The standard answer here is that God is constrained by His nature not to overwhelm his Creation. In any situation where two parties are highly unequal in power but desiring relationship, the more powerful party must take extra care.
Imagine, for example, Queen Elizabeth I, being courted by a suitor who would inherently become King of England. Were she to fall in love with a commoner, for example, Bess would never be sure if her would-be suitor had fallen in love with her or her wealth. Indeed, even the man could even doubt himself. Likewise the suitor would be constrained in the risks he might take- for if he really screwed up, she would have the right to take his head!
It is thus an axiom that relationships between unequals must occur in the context in which the more powerful abrogates the privileges of power in order to allow each member the opportunity to pursue the relationship without regard to the power.
Given this understanding, any situation in which God chose to exercise his abity to grant one the ability to feel his infinite joy would be tantamount to the Queen offering the suitor the whole Kkngdom. It is a gift so great that it would inherently re distort the power. It would be too easy to be a bribe, making it impossible for the suitor to distinguish between the gift and the giver.
As such, it must be God's nature to woo, not to whelm.
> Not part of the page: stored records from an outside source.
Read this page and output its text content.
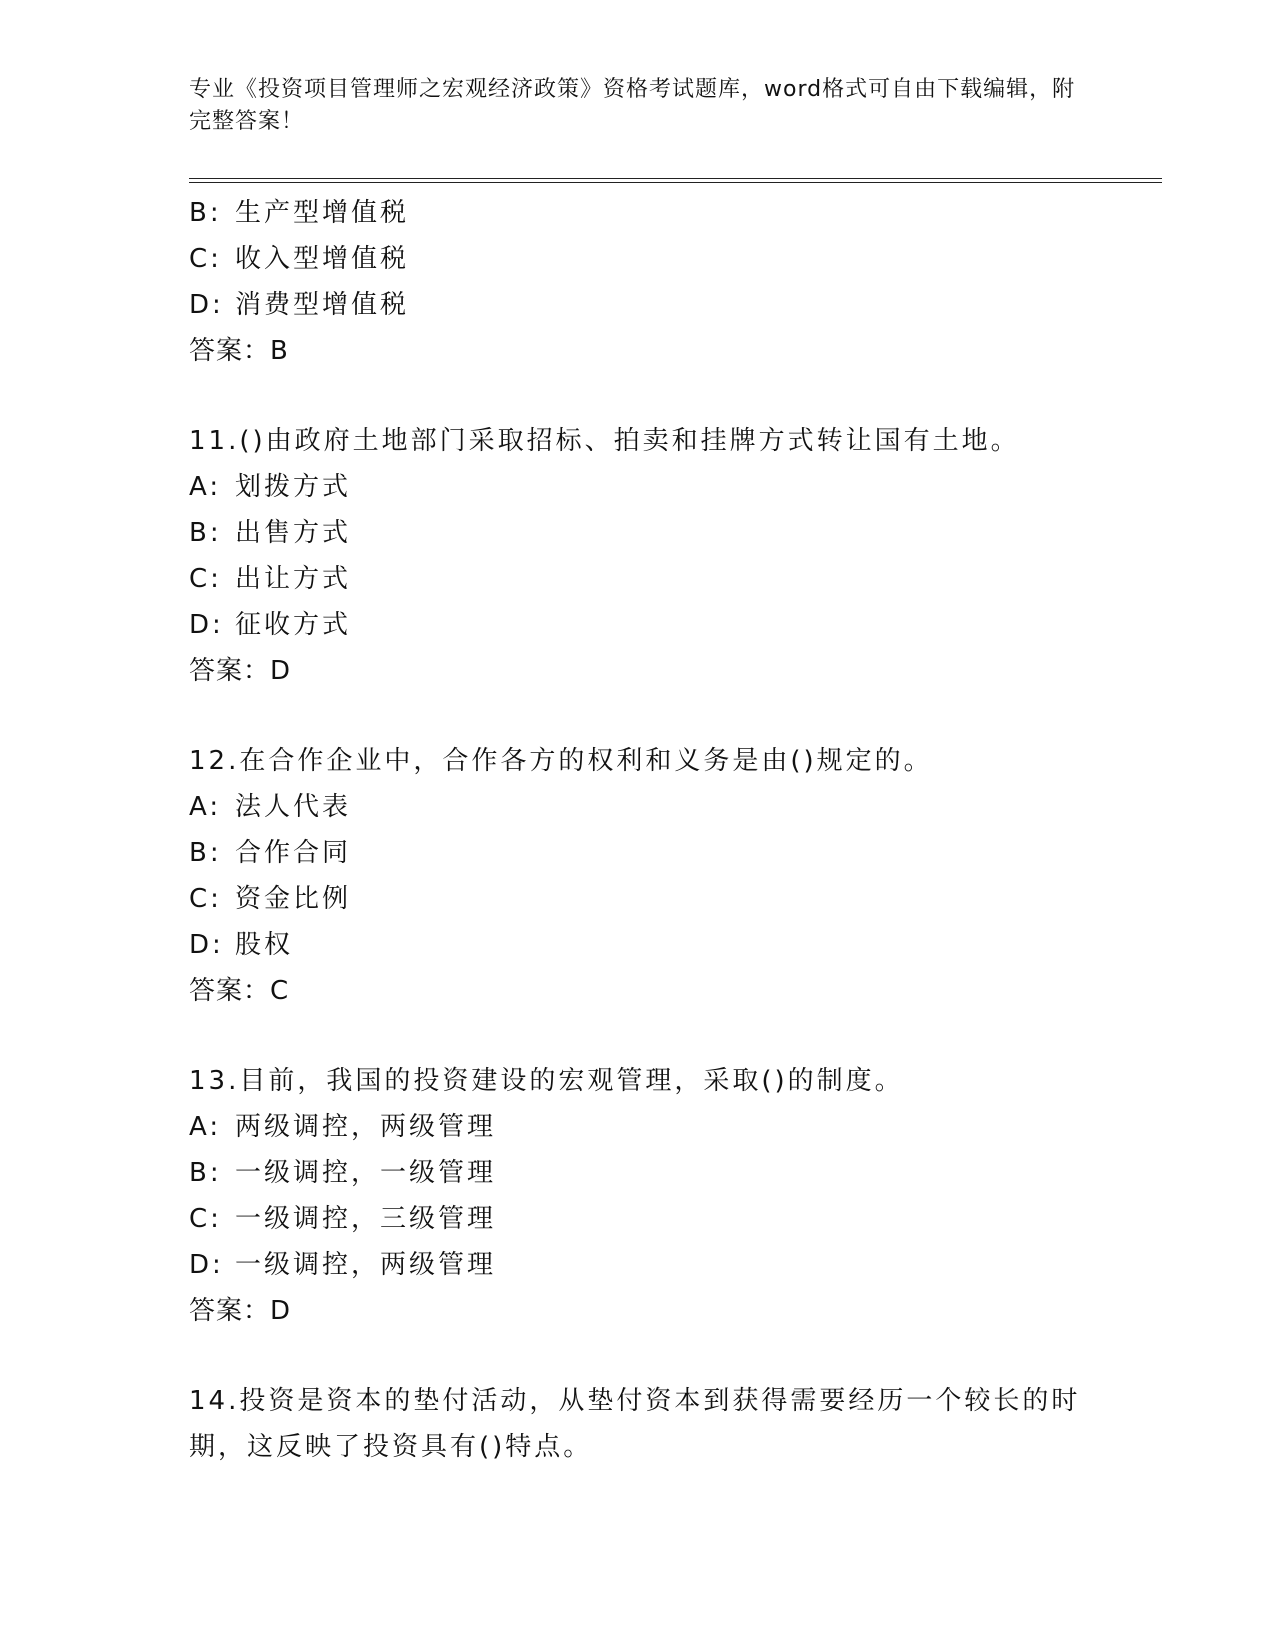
专业《投资项目管理师之宏观经济政策》资格考试题库，word格式可自由下载编辑，附完整答案！
B: 生产型增值税
C: 收入型增值税
D: 消费型增值税
答案：B
11.()由政府土地部门采取招标、拍卖和挂牌方式转让国有土地。
A: 划拨方式
B: 出售方式
C: 出让方式
D: 征收方式
答案：D
12.在合作企业中，合作各方的权利和义务是由()规定的。
A: 法人代表
B: 合作合同
C: 资金比例
D: 股权
答案：C
13.目前，我国的投资建设的宏观管理，采取()的制度。
A: 两级调控，两级管理
B: 一级调控，一级管理
C: 一级调控，三级管理
D: 一级调控，两级管理
答案：D
14.投资是资本的垫付活动，从垫付资本到获得需要经历一个较长的时期，这反映了投资具有()特点。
And, God, having designed man to behave a certain way constrains himself to the design he set. While he may have the ability to break his own rule at any time, chooses ala the Law of Non-Contradiction not too, in order to afford His finite creation the chance to comprehend him.
As such, the answer is, could he give infinite joy at any time? Sure. But to do so would violate his nature and his purpose. He wants us to love Him, but will not 'buy us off.' Until we are in perfect relationship with Him, the theory itself inherently overrides the possibility of it being tested.